Posted on March 13, 2006 in Peace Silicon Valley
Croatian and Serbian soldiers were the grizzlies for this Timothy Treadwell. I think of the scene in Grizzly Man where Treadwell dances around hurling epithets at the National Park Service and overinflating his role in “protecting” the bears from poachers who never showed. I went because I thought I had had a leading to do so. I had never seen a war and I felt that I was obligated by my peace activism to do so. So, in other words, I became a peace tourist, a variety of person who whooshed into the country and out again, never really experiencing the real deprivation of war, in which your country comes under attack and is occupied by a foreign power.
It’s a bit like my not knowing what it is like to have been raped but thinking I can understand by being in the same room where a rape once occurred.

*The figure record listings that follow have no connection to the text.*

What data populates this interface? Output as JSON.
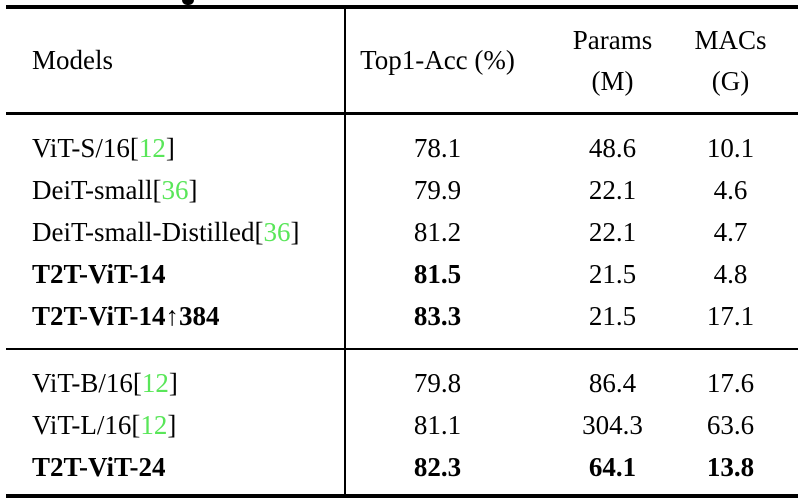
{
  "colors": {
    "citation_green": "#59e659",
    "text": "#000000",
    "rule": "#000000",
    "background": "#ffffff"
  },
  "caption_fragment": "partial glyph descender of cropped caption line above table",
  "table": {
    "header": {
      "models": "Models",
      "top1_acc": "Top1-Acc (%)",
      "params": "Params\n(M)",
      "macs": "MACs\n(G)"
    },
    "groups": [
      {
        "rows": [
          {
            "model": "ViT-S/16",
            "cite": "12",
            "values": [
              "78.1",
              "48.6",
              "10.1"
            ],
            "bold": [
              false,
              false,
              false,
              false
            ]
          },
          {
            "model": "DeiT-small",
            "cite": "36",
            "values": [
              "79.9",
              "22.1",
              "4.6"
            ],
            "bold": [
              false,
              false,
              false,
              false
            ]
          },
          {
            "model": "DeiT-small-Distilled",
            "cite": "36",
            "values": [
              "81.2",
              "22.1",
              "4.7"
            ],
            "bold": [
              false,
              false,
              false,
              false
            ]
          },
          {
            "model": "T2T-ViT-14",
            "cite": null,
            "values": [
              "81.5",
              "21.5",
              "4.8"
            ],
            "bold": [
              true,
              true,
              false,
              false
            ]
          },
          {
            "model": "T2T-ViT-14↑384",
            "cite": null,
            "values": [
              "83.3",
              "21.5",
              "17.1"
            ],
            "bold": [
              true,
              true,
              false,
              false
            ]
          }
        ]
      },
      {
        "rows": [
          {
            "model": "ViT-B/16",
            "cite": "12",
            "values": [
              "79.8",
              "86.4",
              "17.6"
            ],
            "bold": [
              false,
              false,
              false,
              false
            ]
          },
          {
            "model": "ViT-L/16",
            "cite": "12",
            "values": [
              "81.1",
              "304.3",
              "63.6"
            ],
            "bold": [
              false,
              false,
              false,
              false
            ]
          },
          {
            "model": "T2T-ViT-24",
            "cite": null,
            "values": [
              "82.3",
              "64.1",
              "13.8"
            ],
            "bold": [
              true,
              true,
              true,
              true
            ]
          }
        ]
      }
    ]
  }
}
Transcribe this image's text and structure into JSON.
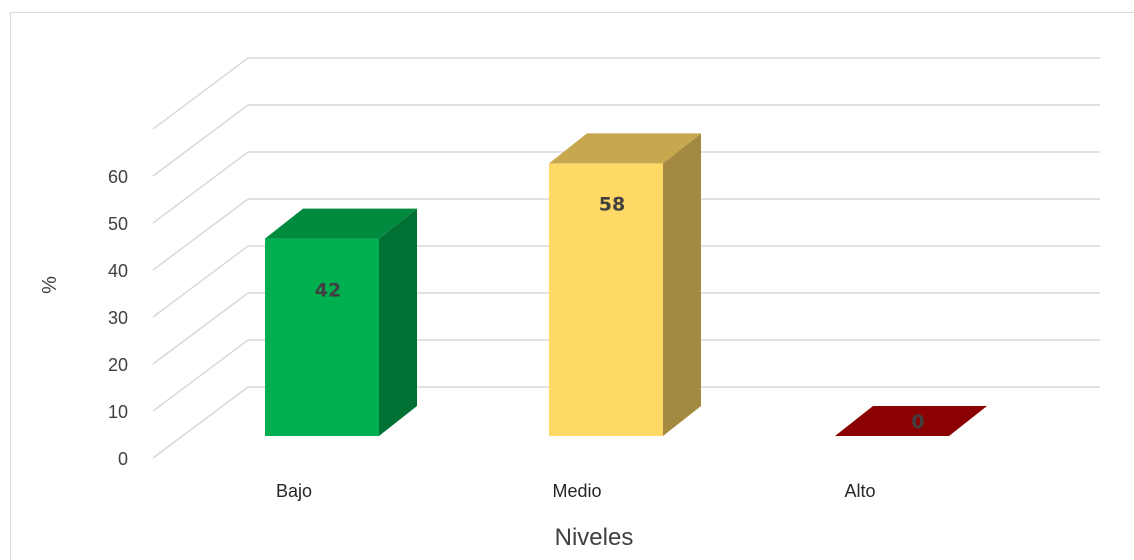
{
  "chart_data": {
    "type": "bar",
    "style": "3d-column",
    "categories": [
      "Bajo",
      "Medio",
      "Alto"
    ],
    "values": [
      42,
      58,
      0
    ],
    "data_labels": [
      "42",
      "58",
      "0"
    ],
    "xlabel": "Niveles",
    "ylabel": "%",
    "yticks": [
      "0",
      "10",
      "20",
      "30",
      "40",
      "50",
      "60"
    ],
    "ylim": [
      0,
      70
    ],
    "grid": true,
    "legend": "none",
    "colors": [
      "#00B050",
      "#FFD966",
      "#C00000"
    ],
    "side_colors": [
      "#007033",
      "#A38A40",
      "#7A0000"
    ],
    "top_colors": [
      "#008A3E",
      "#C8A84E",
      "#8B0000"
    ]
  }
}
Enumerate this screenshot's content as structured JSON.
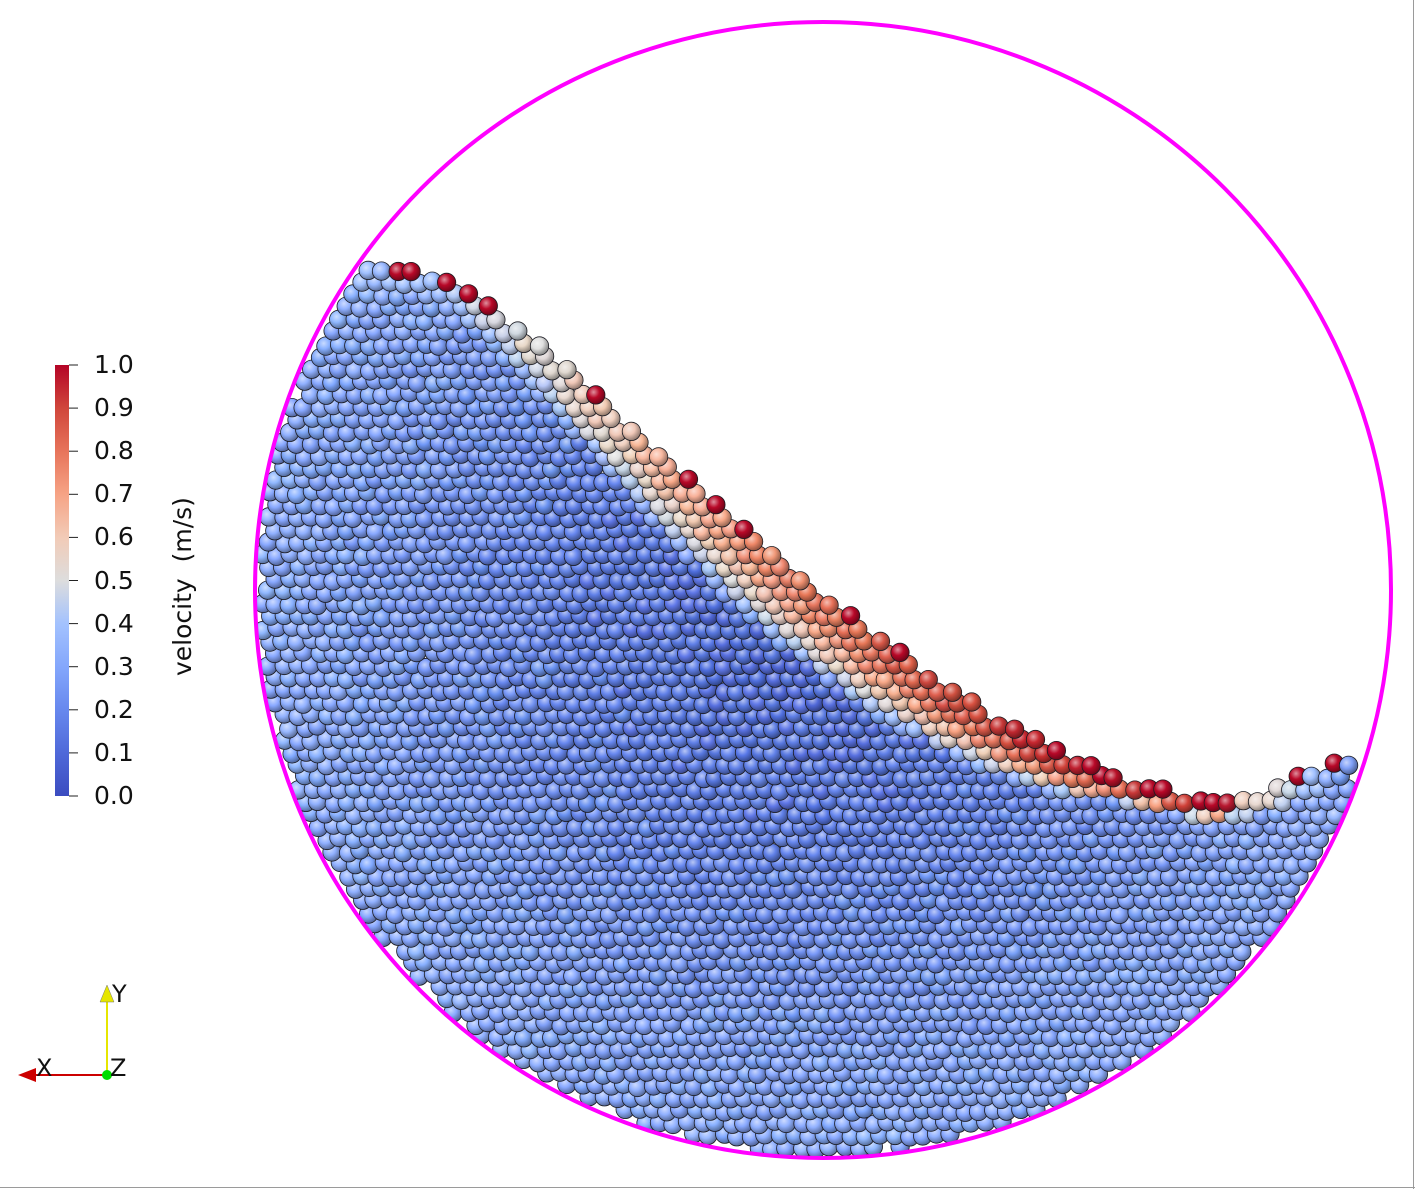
{
  "colorbar": {
    "title": "velocity  (m/s)",
    "ticks": [
      "1.0",
      "0.9",
      "0.8",
      "0.7",
      "0.6",
      "0.5",
      "0.4",
      "0.3",
      "0.2",
      "0.1",
      "0.0"
    ],
    "range": [
      0.0,
      1.0
    ],
    "colors": {
      "low": "#3b4cc0",
      "mid": "#dddddd",
      "high": "#b40426"
    }
  },
  "orientation_axes": {
    "x_label": "X",
    "y_label": "Y",
    "z_label": "Z",
    "colors": {
      "x": "#cc0000",
      "y": "#e6e600",
      "z": "#00dd00"
    }
  },
  "drum": {
    "outline_color": "#ff00ff",
    "particle_colormap": "cool-to-warm"
  }
}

It’s not quite as distant as, say, Civil War tourists who go to the old battlefields, pose next to a cannon, and think they can conceive of what it was like to stand in a horizontal cascade of minie ball fire splashing through the atmosphere. You don’t have the patriotism, you don’t have the fear for your loved ones. Like all born-in-the-USA-Americans, I have no idea what it means to live under occupation or have a foreign army crash into my country, slashing power lines, water pipes, sewer mains, and post office trucks as they arrive.
In my mania, I thought I could. I saw the vestiges, spent one night in a city where a single shell or house bomb exploded near me. Heard machine gun fire. Saw soldiers and a woman mangled by shrapnel. Saw the sunken eyes and the shaking shoulders. Had AK-47s pointed at my belly. And yet, I never grasped what it was all about.
Treadwell said that you had to be careful because they would eat you. I went into a country where I could have gotten shot, full of facts and fuller of theories when I left. But this savior could not save the peace movment because he could not understand the war as those who had sprouted from that soil did. I was a foreigner and damned lucky that I broke at home, before I could be stuffed and returned in a plastic bag.